Por aquel entonces, Cole estaba destinado en Camp Nelson, en Kentucky, un extenso conjunto de cientos de edificios. No sólo estaban los habituales barracones, comedores, un hospital improvisado y la cárcel, sino que también había construcciones adicionales levantadas por particulares. Salones, casas de comidas, puestos de frutas y verduras, todo prosperaba junto con el más popular de todos los negocios: El estudio fotográfico. Los jóvenes reclutas, deseosos de enviar recuerdos a sus padres en las lejanas Nueva York y Chicago, hacían largas colas vestidos con uniformes recién planchados, algunos con el cabello rubio teñido de castaño oscuro para que apareciera en las copias finales. Cole los observaba desde lejos, divertido y siempre distante. No deseaba tener ningún recuerdo de aquella espantosa guerra ni de su participación en ella.
Una mañana fue convocado a los aposentos de su comandante y, con el sombrero en la mano, estudió al sargento mayor de chaqueta verde que estaba un poco alejado de la mesa del coronel.

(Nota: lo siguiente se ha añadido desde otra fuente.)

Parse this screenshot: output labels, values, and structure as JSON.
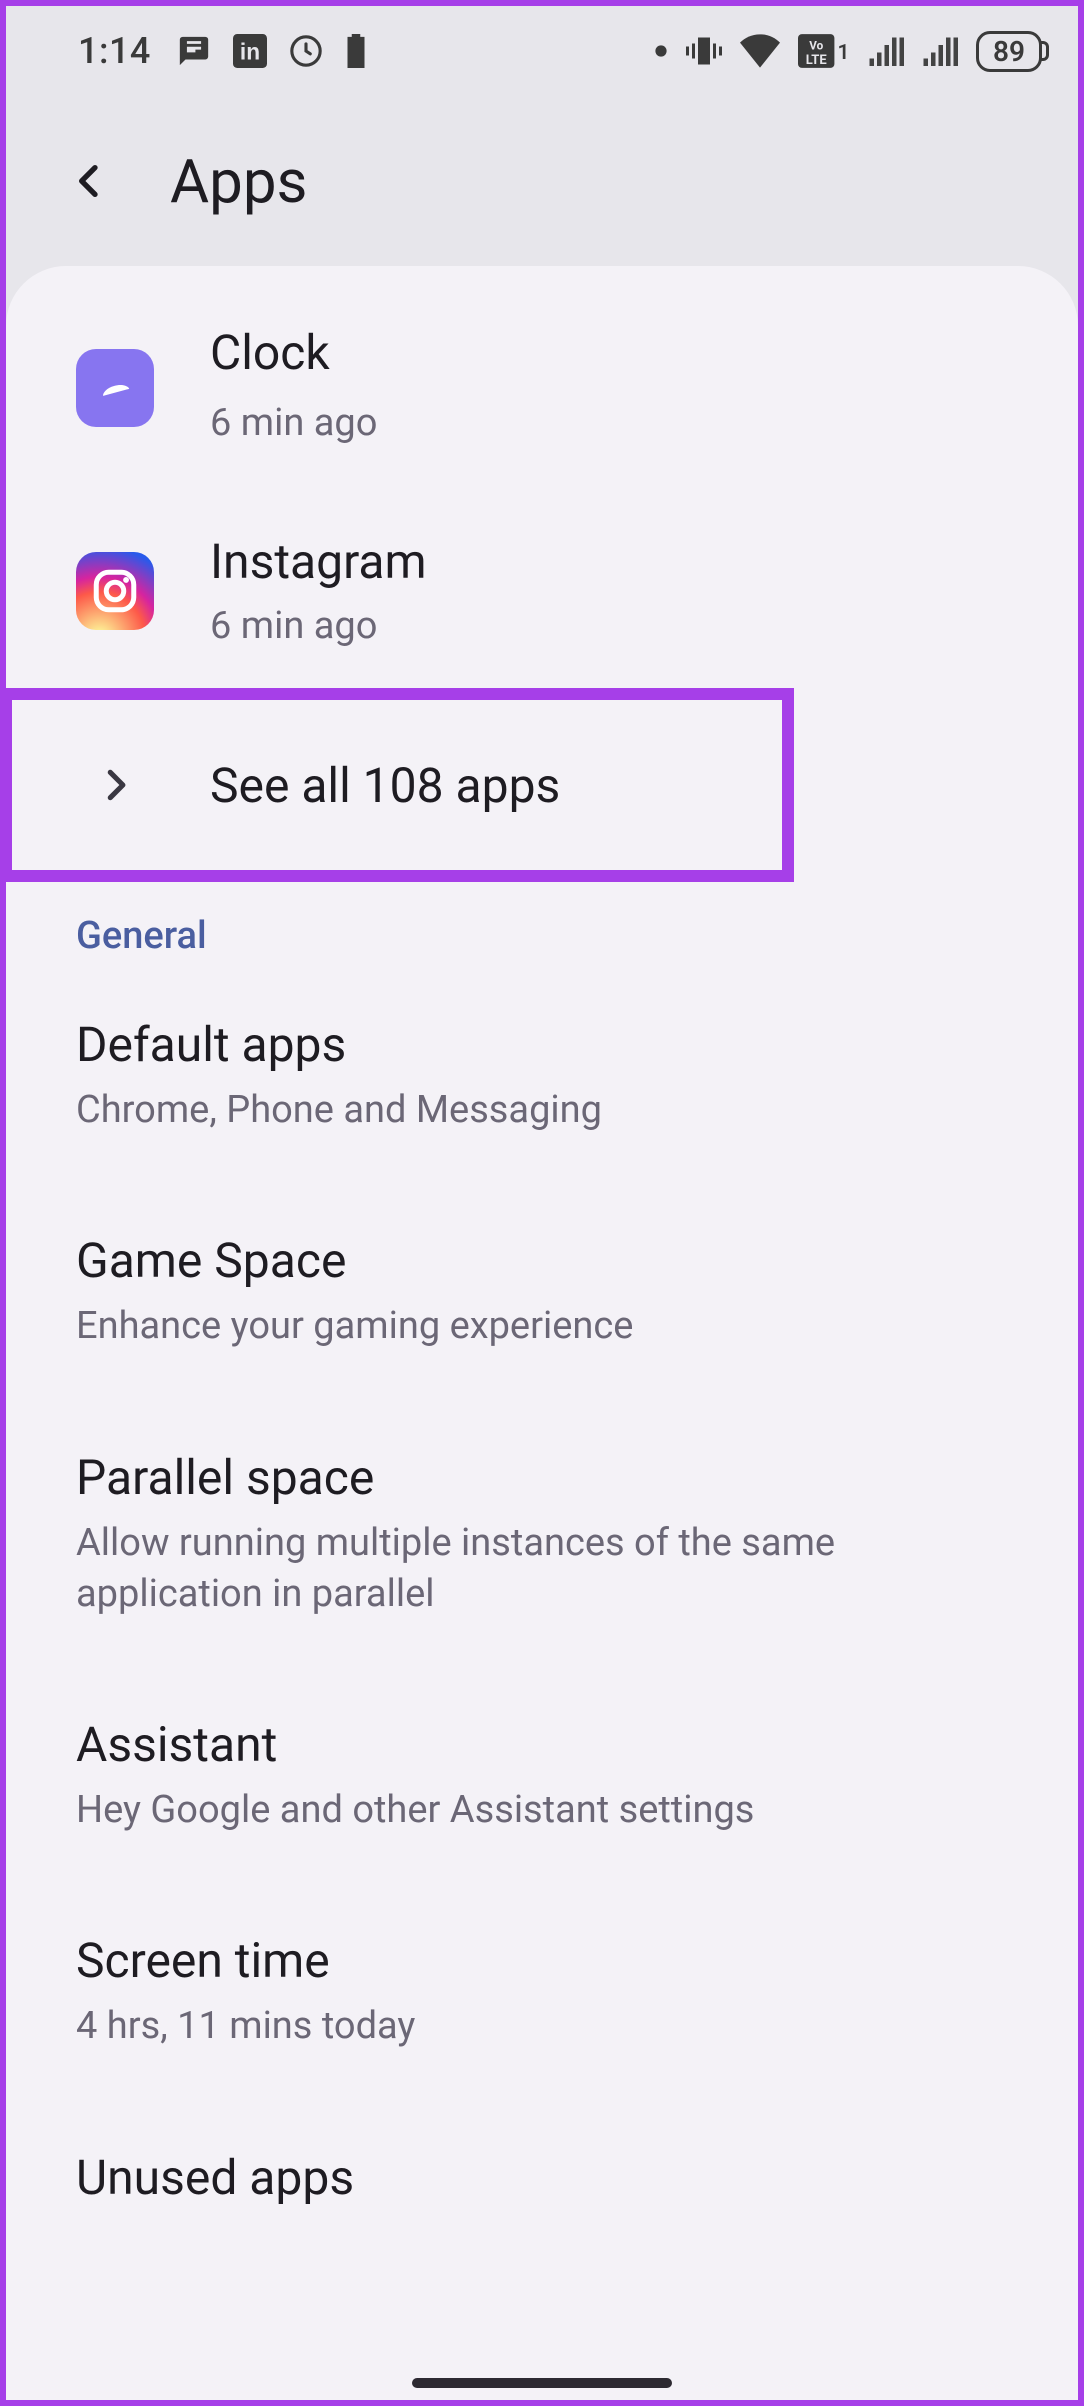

—Este es el sargento primero Cavendish, del Segundo Regimiento de Francotiradores —explicó el coronel sin preámbulos—. Él y sus hombres han sido destinados a este puesto para ayudarnos en la captura de un grupo de vagabundos rebeldes que están asaltando los vagones de suministros de la Unión y vendiendo sus mercancías a la Confederación. Hasta ahora, hemos perdido armas, municiones de todo tipo y caballos, por supuesto. Hay que detenerlos.
—¿Y quieres que los rastree? —Cole asintió.
—Eso es todo. Una vez localizados, Cavendish y sus hombres se harán cargo. Sus órdenes son destruir esta banda con toda minuciosidad. En otras palabras, Cole: El ejército los quiere muertos.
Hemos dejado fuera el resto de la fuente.